Protest demands expanded to call for regime change, sparking panic in the corridors of power in Tehran. Tens of thousands of members of the Islamic Revolutionary Guard Corps (IRGC) and the Basij, an IRGC-linked paramilitary force, launching a vicious crackdown in which an estimated 500 to 1,500 people were killed.
Amnesty said that more than 7,000 people – including children as young as 10 – had been arrested during an after the protests. Though most of the arrests were conducted over the course of the unrest, mass arrests continued in the weeks that followed, the report said. Arrests were violent, with security forces “beating protesters and shoving them into vans,” it added.

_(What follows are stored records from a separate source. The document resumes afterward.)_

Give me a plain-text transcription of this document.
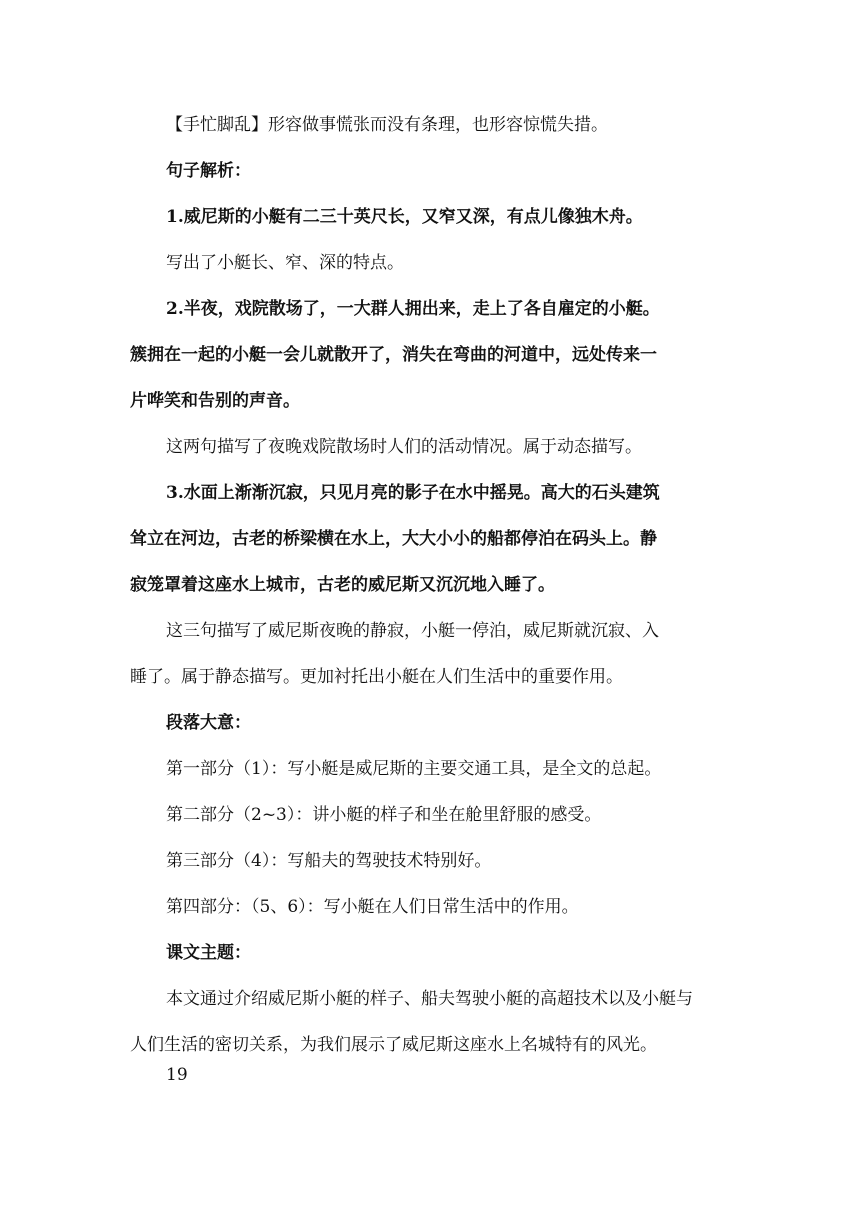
【手忙脚乱】形容做事慌张而没有条理，也形容惊慌失措。

句子解析：

1.威尼斯的小艇有二三十英尺长，又窄又深，有点儿像独木舟。

写出了小艇长、窄、深的特点。

2.半夜，戏院散场了，一大群人拥出来，走上了各自雇定的小艇。
簇拥在一起的小艇一会儿就散开了，消失在弯曲的河道中，远处传来一
片哗笑和告别的声音。

这两句描写了夜晚戏院散场时人们的活动情况。属于动态描写。

3.水面上渐渐沉寂，只见月亮的影子在水中摇晃。高大的石头建筑
耸立在河边，古老的桥梁横在水上，大大小小的船都停泊在码头上。静
寂笼罩着这座水上城市，古老的威尼斯又沉沉地入睡了。
这三句描写了威尼斯夜晚的静寂，小艇一停泊，威尼斯就沉寂、入
睡了。属于静态描写。更加衬托出小艇在人们生活中的重要作用。

段落大意：

第一部分（1）：写小艇是威尼斯的主要交通工具，是全文的总起。

第二部分（2~3）：讲小艇的样子和坐在舱里舒服的感受。

第三部分（4）：写船夫的驾驶技术特别好。

第四部分：（5、6）：写小艇在人们日常生活中的作用。

课文主题：

本文通过介绍威尼斯小艇的样子、船夫驾驶小艇的高超技术以及小艇与
人们生活的密切关系，为我们展示了威尼斯这座水上名城特有的风光。
19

The extensive list of methods of torture exacted on detainees in the report included electric shocks, waterboarding, mock executions, and forcible extraction of the nails from fingers or toes. In some cases, pressure was placed on protesters to give forced confessions.
Security authorities would also harass and intimidate the families of hidden protesters in order to hand themselves to the security forces.

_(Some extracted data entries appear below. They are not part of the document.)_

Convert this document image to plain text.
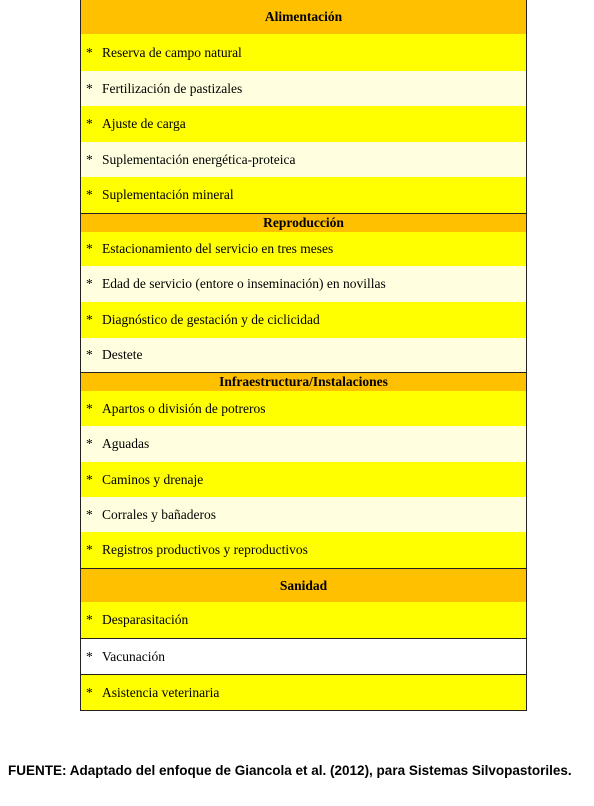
Alimentación
* Reserva de campo natural
* Fertilización de pastizales
* Ajuste de carga
* Suplementación energética-proteica
* Suplementación mineral
Reproducción
* Estacionamiento del servicio en tres meses
* Edad de servicio (entore o inseminación) en novillas
* Diagnóstico de gestación y de ciclicidad
* Destete
Infraestructura/Instalaciones
* Apartos o división de potreros
* Aguadas
* Caminos y drenaje
* Corrales y bañaderos
* Registros productivos y reproductivos
Sanidad
* Desparasitación
* Vacunación
* Asistencia veterinaria
FUENTE: Adaptado del enfoque de Giancola et al. (2012), para Sistemas Silvopastoriles.
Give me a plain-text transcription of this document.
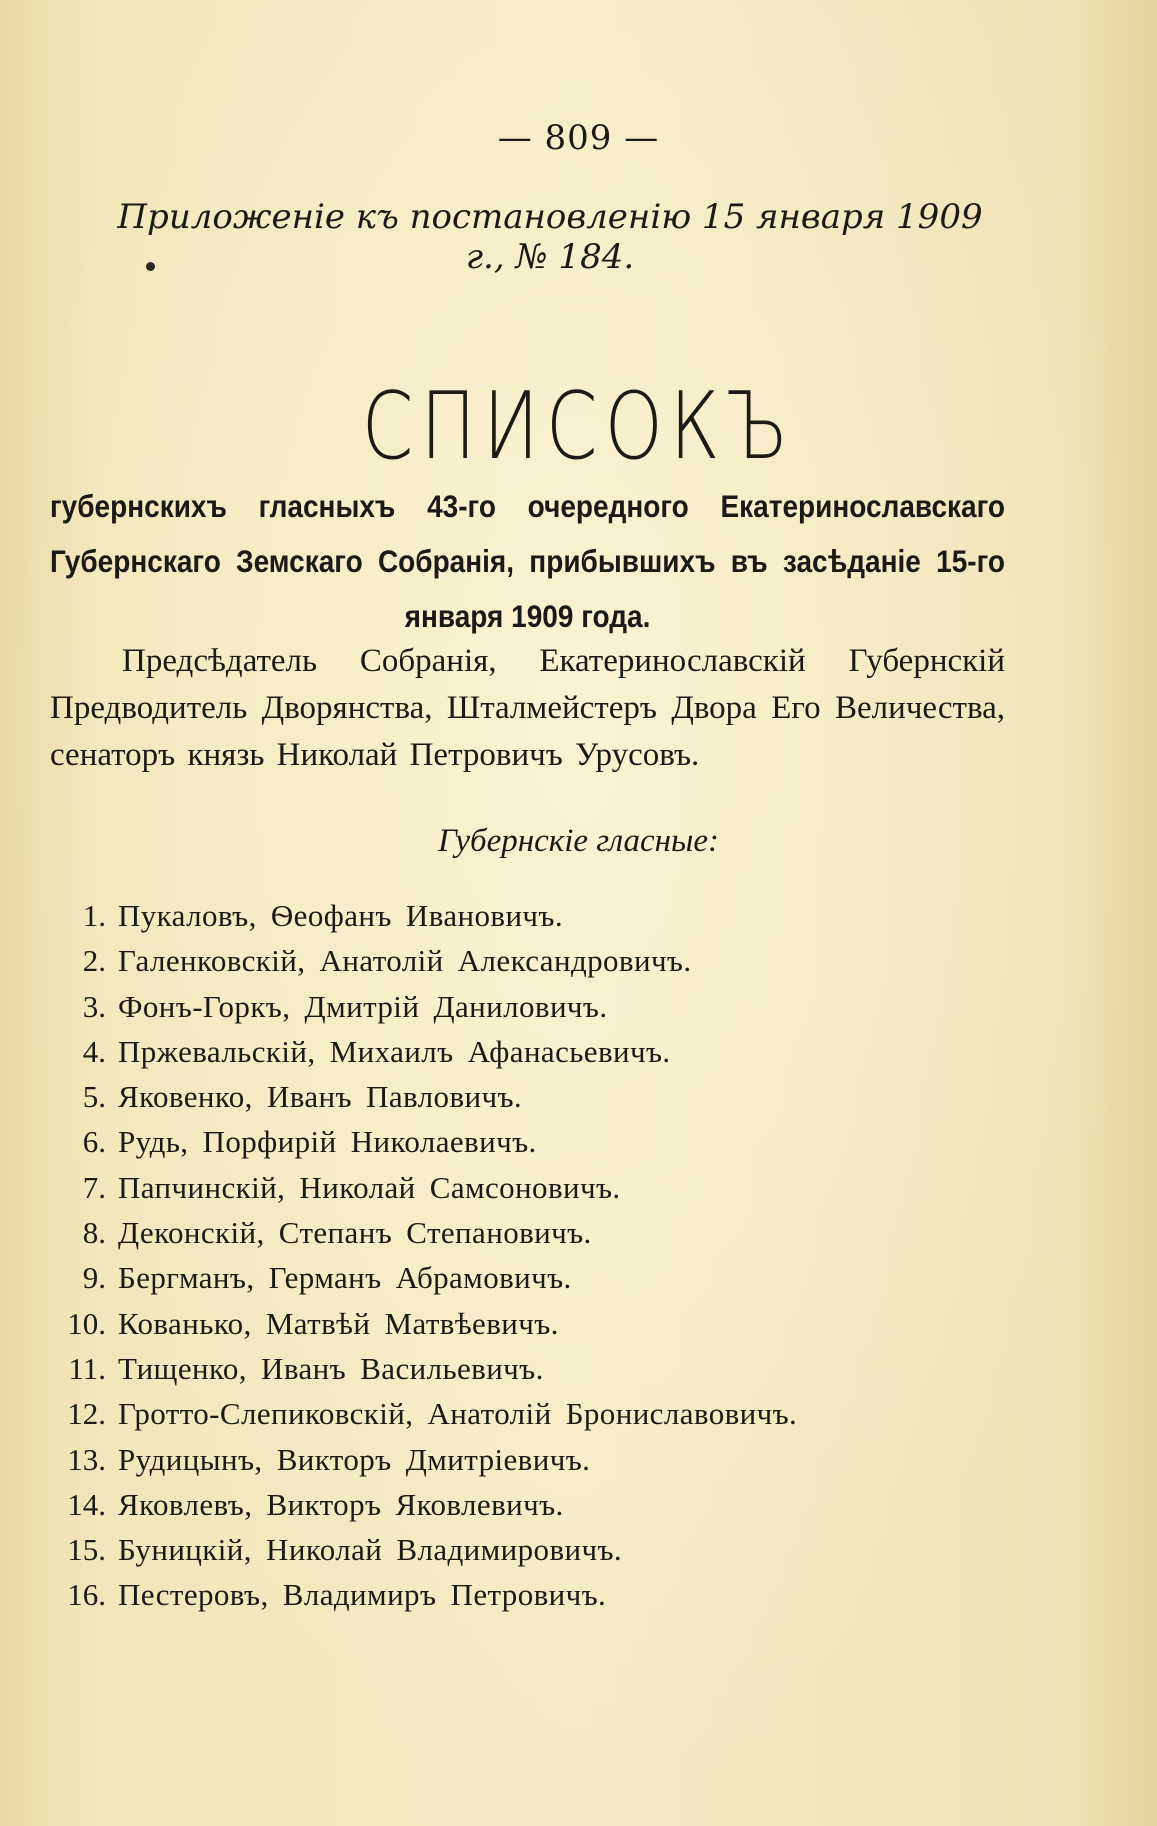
— 809 —
Приложеніе къ постановленію 15 января 1909 г., № 184.
СПИСОКЪ
губернскихъ гласныхъ 43-го очередного Екатеринославскаго Губернскаго Земскаго Собранія, прибывшихъ въ засѣданіе 15-го января 1909 года.
Предсѣдатель Собранія, Екатеринославскій Губернскій Предводитель Дворянства, Шталмейстеръ Двора Его Величества, сенаторъ князь Николай Петровичъ Урусовъ.
Губернскіе гласные:
1. Пукаловъ, Ѳеофанъ Ивановичъ.
2. Галенковскій, Анатолій Александровичъ.
3. Фонъ-Горкъ, Дмитрій Даниловичъ.
4. Пржевальскій, Михаилъ Афанасьевичъ.
5. Яковенко, Иванъ Павловичъ.
6. Рудь, Порфирій Николаевичъ.
7. Папчинскій, Николай Самсоновичъ.
8. Деконскій, Степанъ Степановичъ.
9. Бергманъ, Германъ Абрамовичъ.
10. Кованько, Матвѣй Матвѣевичъ.
11. Тищенко, Иванъ Васильевичъ.
12. Гротто-Слепиковскій, Анатолій Брониславовичъ.
13. Рудицынъ, Викторъ Дмитріевичъ.
14. Яковлевъ, Викторъ Яковлевичъ.
15. Буницкій, Николай Владимировичъ.
16. Пестеровъ, Владимиръ Петровичъ.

“Much less visible has been the catalogue of cruelty meted out to detainees and their families by Iranian officials away from the public eye,” Eltahawy said.
Many detainees were subjected to enforced disappearance for days, weeks, or even months, the report said. Detainees who were disappeared were usually detained in secret prisons or facilities, which are supervised by security and intelligence bodies including the Ministry of Intelligence and the IRGC.
The organisation said it had recorded the names and details of more than 500 people who have been subjected to unfair criminal proceedings in connection with the protests.
Fatemeh Davand, a Kurdish woman from the city of Bukan, West Azerbaijan province was arrested on November 17, 2019 by ministry of intelligence agents. She was held incommunicado at a detention center in Urmia for two weeks, “where she was denied food for several days and interrogated by agents of the ministry of intelligence without a lawyer present,” the report reads.
Davand was forced to make false confession under torture and other ill-treatment, including deprivation of food and coercive tactics such as false promises that she would be released the following day. She was denied access to her family until early December, when she was permitted a single visit until her release on 25 March 2020.
Even though she told judges she had been forced to give the “confessions” by her interrogators, Davand was sentenced to a total of over four years in prison and 30 lashes for “disturbing public order” and “gathering and colluding to commit crimes against national security”.